Tudne, Ratni dan Maidne pergi ke silat camp diantar Tapmologa. Mereka menggendong tas ransel.
“Selamat tinggal, kawan,” kata Ratni sambil melambai-lambai.
Tudne dan Maidne juga berpamitan pada semua guru dan kawan-kawan..
Pugu ikut melambai diantar Nenek Itahkia. Pugu terlihat sedih, Nenek menepuk punggung Pugu.
“Ka.. ka.. si.. an Hobe,” katanya lirih.
“Sudahlah, tidak usah dipikirkan,” hibur Nenek Itahkia.
Sore harinya, Hobe baru bisa kembali ke padepokan.
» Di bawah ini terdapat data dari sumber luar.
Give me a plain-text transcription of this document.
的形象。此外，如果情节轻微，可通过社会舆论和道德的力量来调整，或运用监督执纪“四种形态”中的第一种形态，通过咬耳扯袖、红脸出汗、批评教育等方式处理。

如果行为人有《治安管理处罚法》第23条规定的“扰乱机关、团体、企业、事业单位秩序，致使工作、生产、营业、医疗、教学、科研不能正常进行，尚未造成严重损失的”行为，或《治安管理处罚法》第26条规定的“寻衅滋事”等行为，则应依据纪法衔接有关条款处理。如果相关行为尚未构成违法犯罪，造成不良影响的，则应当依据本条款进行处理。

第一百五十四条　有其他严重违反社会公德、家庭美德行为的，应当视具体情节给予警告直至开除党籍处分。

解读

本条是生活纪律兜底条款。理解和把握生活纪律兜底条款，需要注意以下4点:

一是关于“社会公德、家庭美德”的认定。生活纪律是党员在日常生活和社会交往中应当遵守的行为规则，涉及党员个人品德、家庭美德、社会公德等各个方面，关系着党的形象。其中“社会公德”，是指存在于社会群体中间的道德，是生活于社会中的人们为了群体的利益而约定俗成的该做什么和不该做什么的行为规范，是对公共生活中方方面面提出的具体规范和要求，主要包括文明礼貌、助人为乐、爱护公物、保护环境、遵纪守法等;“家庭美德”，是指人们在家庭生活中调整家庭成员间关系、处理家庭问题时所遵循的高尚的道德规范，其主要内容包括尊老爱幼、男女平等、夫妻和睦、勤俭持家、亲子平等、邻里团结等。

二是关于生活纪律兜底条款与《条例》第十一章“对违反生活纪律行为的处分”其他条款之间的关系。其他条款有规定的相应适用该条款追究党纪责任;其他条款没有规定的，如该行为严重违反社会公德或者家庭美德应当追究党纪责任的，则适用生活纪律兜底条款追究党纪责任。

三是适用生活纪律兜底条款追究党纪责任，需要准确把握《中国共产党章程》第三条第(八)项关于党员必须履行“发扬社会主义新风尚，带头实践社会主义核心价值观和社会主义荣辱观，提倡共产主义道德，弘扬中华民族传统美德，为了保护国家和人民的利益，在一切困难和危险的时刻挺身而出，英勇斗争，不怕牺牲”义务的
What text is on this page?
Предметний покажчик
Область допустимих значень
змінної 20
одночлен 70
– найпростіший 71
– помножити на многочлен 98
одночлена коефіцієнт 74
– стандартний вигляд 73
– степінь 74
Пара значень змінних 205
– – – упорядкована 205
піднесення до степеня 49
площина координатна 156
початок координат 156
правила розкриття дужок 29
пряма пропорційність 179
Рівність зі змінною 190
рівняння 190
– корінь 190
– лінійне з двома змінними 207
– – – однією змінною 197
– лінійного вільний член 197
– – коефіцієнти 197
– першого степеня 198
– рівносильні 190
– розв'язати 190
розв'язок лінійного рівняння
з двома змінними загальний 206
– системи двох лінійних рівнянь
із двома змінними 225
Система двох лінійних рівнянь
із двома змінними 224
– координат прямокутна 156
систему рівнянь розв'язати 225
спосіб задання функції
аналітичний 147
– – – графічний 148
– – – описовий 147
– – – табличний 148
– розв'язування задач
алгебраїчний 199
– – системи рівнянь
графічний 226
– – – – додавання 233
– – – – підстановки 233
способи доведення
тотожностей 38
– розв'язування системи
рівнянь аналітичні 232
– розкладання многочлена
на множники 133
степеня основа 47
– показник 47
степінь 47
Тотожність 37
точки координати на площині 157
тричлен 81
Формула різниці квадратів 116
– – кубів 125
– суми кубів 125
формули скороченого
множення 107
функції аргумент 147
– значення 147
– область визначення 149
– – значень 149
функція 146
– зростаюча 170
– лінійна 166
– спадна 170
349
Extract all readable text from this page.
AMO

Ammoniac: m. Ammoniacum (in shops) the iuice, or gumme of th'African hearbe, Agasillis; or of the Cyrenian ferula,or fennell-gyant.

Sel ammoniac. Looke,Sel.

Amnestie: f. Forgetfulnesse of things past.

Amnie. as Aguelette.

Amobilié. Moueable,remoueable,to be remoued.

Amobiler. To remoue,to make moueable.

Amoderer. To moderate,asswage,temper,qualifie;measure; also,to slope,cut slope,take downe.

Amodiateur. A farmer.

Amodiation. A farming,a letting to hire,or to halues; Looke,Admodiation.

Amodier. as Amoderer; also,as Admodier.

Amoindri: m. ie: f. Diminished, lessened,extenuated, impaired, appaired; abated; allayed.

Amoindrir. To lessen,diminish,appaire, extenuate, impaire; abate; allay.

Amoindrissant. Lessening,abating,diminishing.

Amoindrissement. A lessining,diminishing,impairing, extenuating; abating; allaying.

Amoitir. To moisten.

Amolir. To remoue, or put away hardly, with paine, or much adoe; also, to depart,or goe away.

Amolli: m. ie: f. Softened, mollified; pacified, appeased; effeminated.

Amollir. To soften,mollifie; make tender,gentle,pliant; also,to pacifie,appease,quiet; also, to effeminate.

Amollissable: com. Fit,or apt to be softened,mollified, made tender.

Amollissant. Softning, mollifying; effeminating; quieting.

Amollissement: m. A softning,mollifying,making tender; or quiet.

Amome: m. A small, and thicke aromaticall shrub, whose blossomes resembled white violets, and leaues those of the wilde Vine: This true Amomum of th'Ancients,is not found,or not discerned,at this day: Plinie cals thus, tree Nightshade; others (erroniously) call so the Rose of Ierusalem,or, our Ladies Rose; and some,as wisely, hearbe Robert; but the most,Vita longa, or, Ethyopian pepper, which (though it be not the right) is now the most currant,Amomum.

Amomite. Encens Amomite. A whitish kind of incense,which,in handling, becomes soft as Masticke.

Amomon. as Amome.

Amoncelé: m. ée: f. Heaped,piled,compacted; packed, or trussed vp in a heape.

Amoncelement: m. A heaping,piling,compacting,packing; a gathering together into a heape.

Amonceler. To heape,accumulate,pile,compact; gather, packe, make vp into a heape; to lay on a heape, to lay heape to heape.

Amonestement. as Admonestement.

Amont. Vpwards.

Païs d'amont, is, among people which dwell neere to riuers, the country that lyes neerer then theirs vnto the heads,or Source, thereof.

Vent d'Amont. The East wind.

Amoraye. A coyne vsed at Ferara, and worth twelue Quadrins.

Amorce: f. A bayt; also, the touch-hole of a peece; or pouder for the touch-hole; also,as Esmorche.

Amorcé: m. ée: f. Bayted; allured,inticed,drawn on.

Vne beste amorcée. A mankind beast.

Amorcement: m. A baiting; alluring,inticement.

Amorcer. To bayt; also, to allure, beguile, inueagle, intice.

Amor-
“Ini obatnya,” Hobe datang bawa obat.
“Ma.. maa.. af yah, ga.. gara gara.. a..ku.. Hobe tidak ke si.. silat camp,” kata Pugu terbata
Pugu memandang sedih. Hobe hanya nyengir sambil memegang belakang kepalanya dengan santai.
“Tidak apa-apa yang penting kamu sembuh!” kata Hobe serius.
Dalam hatinya sebetulnya sedih tidak bisa ke silat camp impian.
Hobe cepat-cepat beranjak menuangkan obat untuk menutupi gundahnya.
“Te.. te.. rima kasih,” kata Pugu merangkul Hobe.
“Yang penting kita selalu berteman,” Hobe balas merangkul.
“Te.. teman,” Pugu gembira
Nenek Itahkia memandang kagum
Kehidupan di padepokan berjalan seperti biasa. Anak-anak memanggul air di pagi hari. Lalu berlatih silat. Hobe dan Pugu sudah melupakan Silat Camp, mereka ikut asyik bekerja.
Hobe dan Pugu sesekali bercanda dan tertawa. Air di ember bercipratan.
Talisatni memperhatikan mereka dengan kagum. Ia senang dengan persahabatan dan kebesaran hati Pugu dan Hobe.
“Kemari kalian,” katanya Talisatni memanggil mereka.
Hobe dan Pugu kaget tiba-tiba dipanggil.
“Kamu sih main-main air,” bisik Hobe.
“Ma.. ma.. sa sih?” Pugu jadi ketakutan.
“Iya, air itu harus dihemat tahu,” Hobe mendorong Pugu masuk ke tempat Talisatni.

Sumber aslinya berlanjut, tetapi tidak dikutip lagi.